Worrying about the animals was evidently one layer of stress too many. I spent the first half of the week unable to concentrate on even basic requirements (like class), but since then I have been slowly pulling myself together again. I caught up on school, I caught up on emails and mail, I did some laundry — all the things that are usually routine. I started to focus again on The American Tour, and realized (finally) that I can’t write this chapter without more research. I can’t even figure out how to fake it without more work. I wrote to some specialty museums and got a bit of information, then write to the reference desk for the law school, and got a lot more. I do love librarians.

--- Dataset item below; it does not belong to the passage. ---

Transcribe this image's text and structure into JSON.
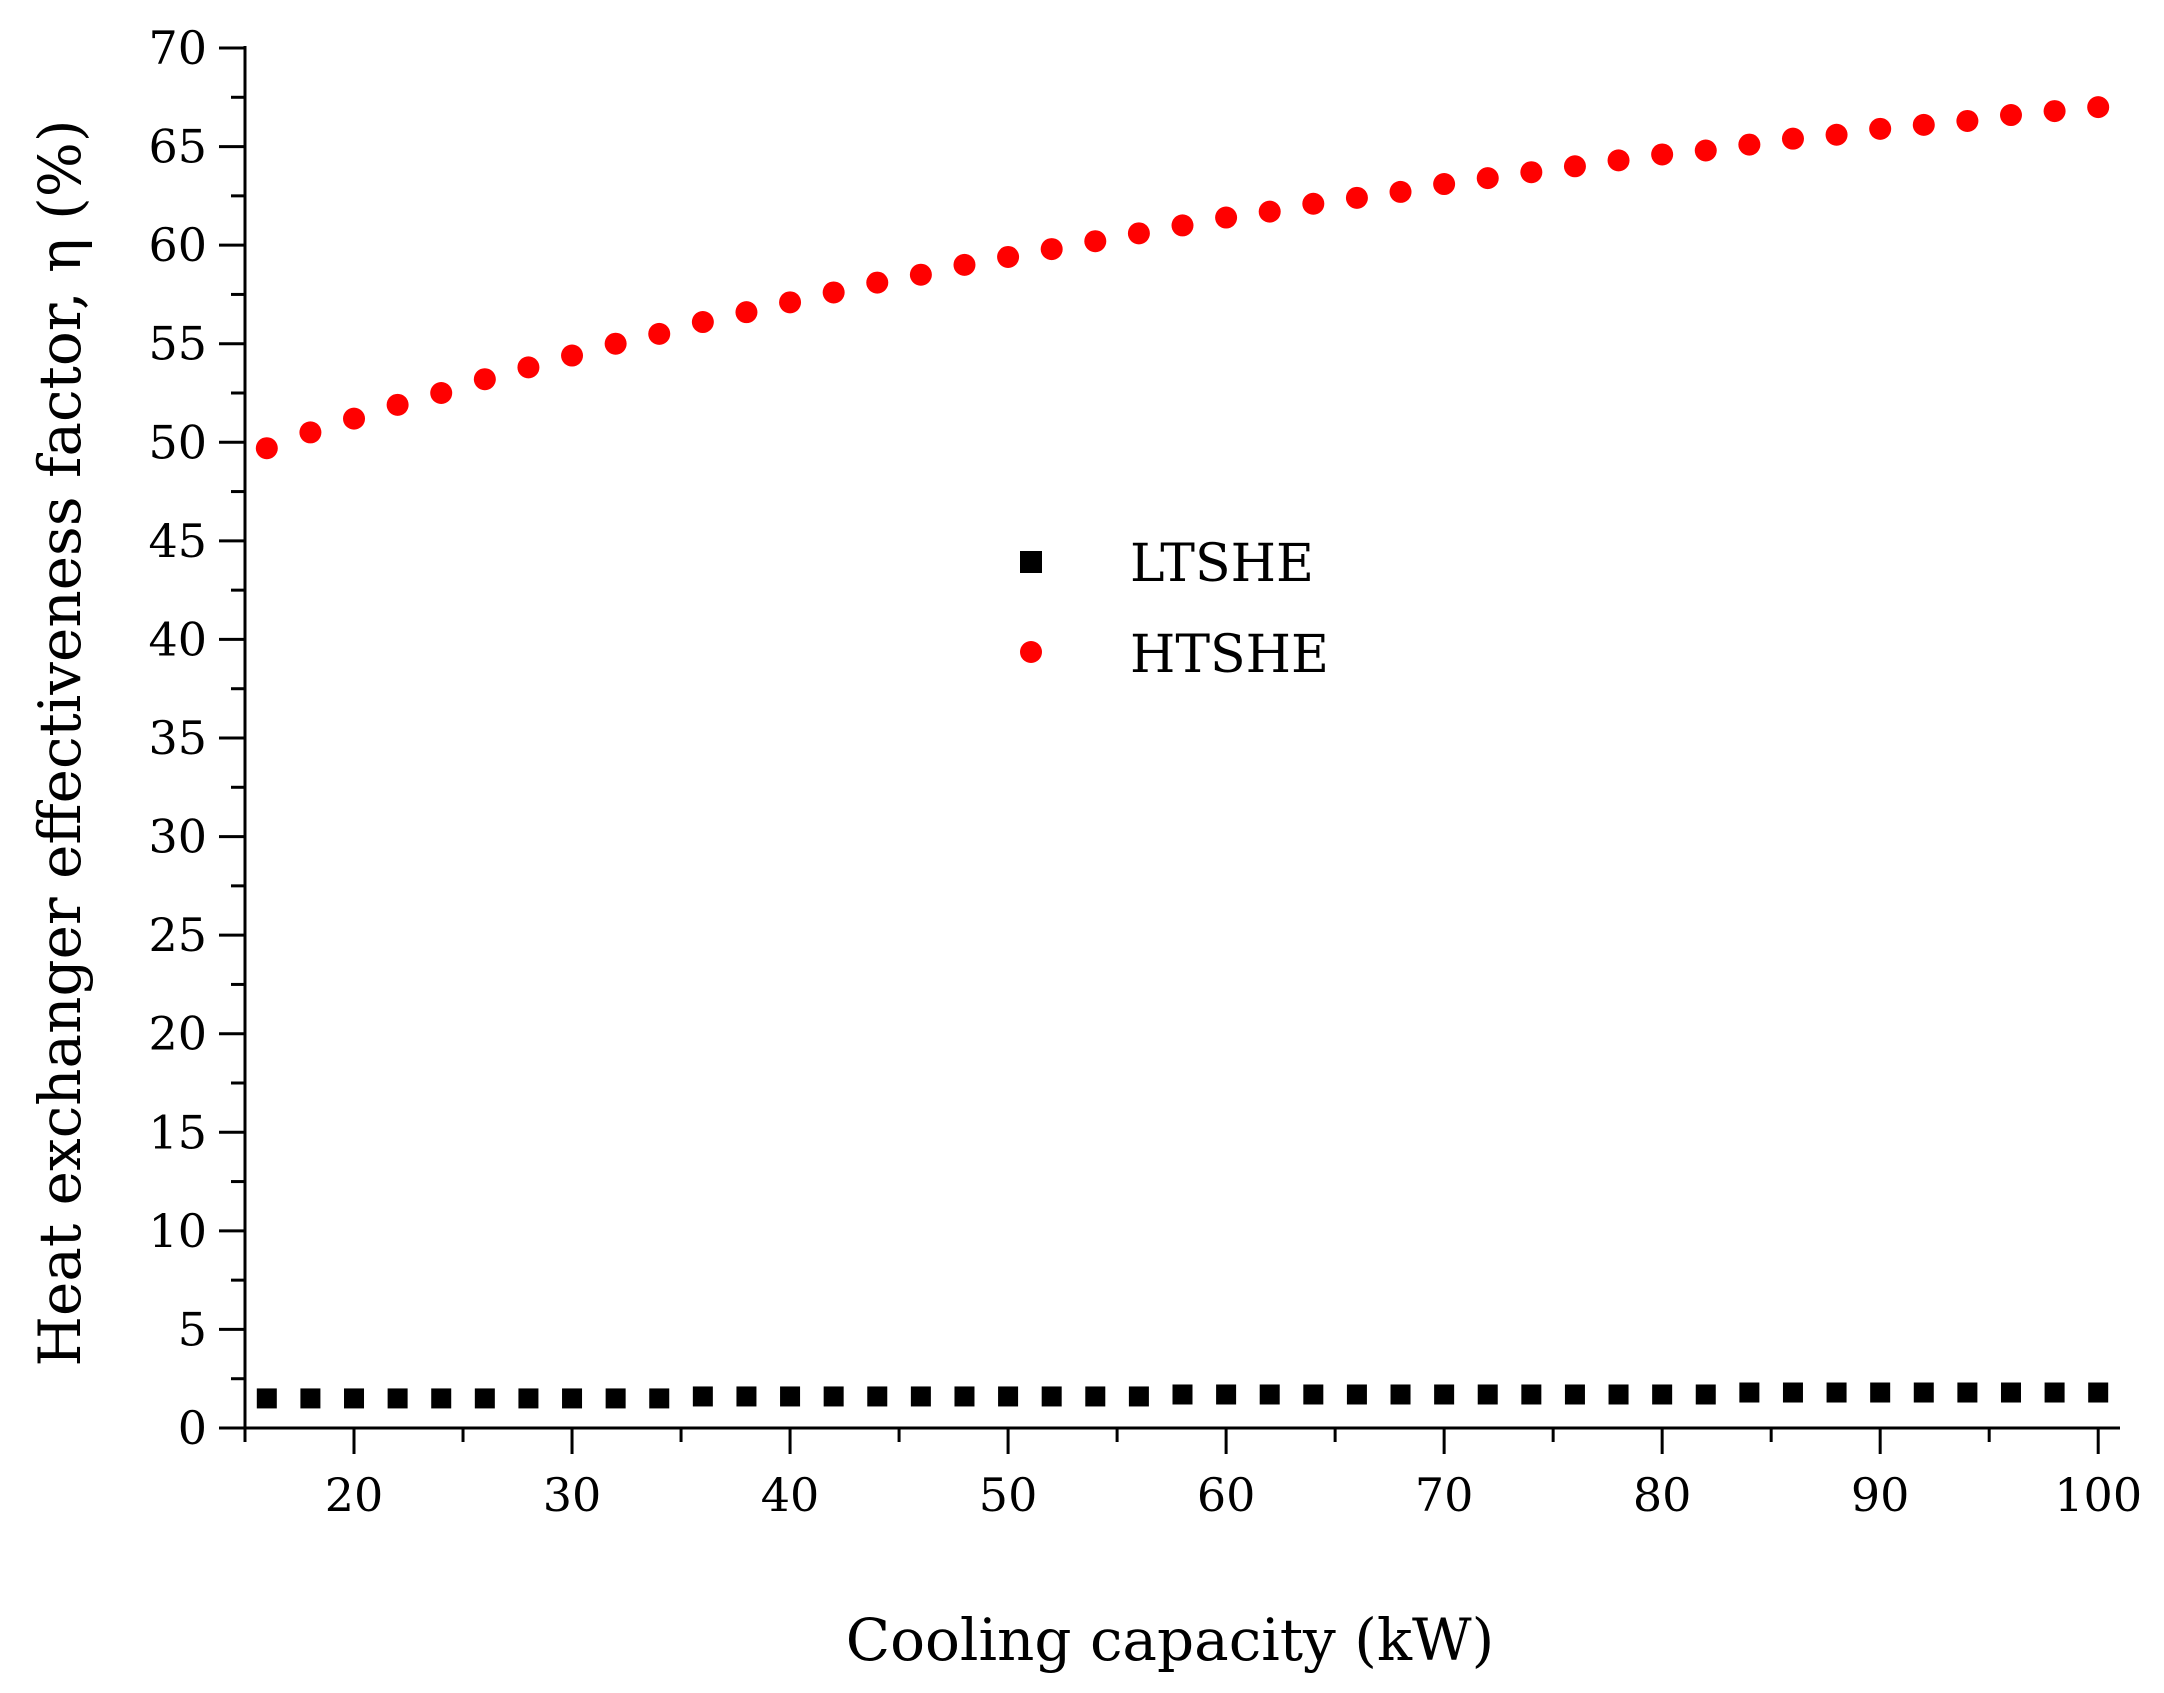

I still haven’t found the perfect research site/material yet; but at least I have leads.

I have been reading still more crime novels, but have now run out of paper books: my preferred way to read mysteries — something about the smell of the pages. I also have run out of yarn, so watching shows in the evenings is less enjoyable. “Run out of yarn” — how does that even happen? Six weeks ago, I bought eighteen skeins of chunky yarn to knit an afghan. And I used it all up, because chunky skeins are only a hundred yards or so. Afghan done (and very attractive): now what? I ordered more yarn (from Madeline Tosh, for those of you who are yarn people) and now I wait.

Interesting and fun: I was contacted by an Iranian press about translating The Dream-quest of Vellitt Boe into Farsi. The most unusual translation for which I was paid, remains Klingon.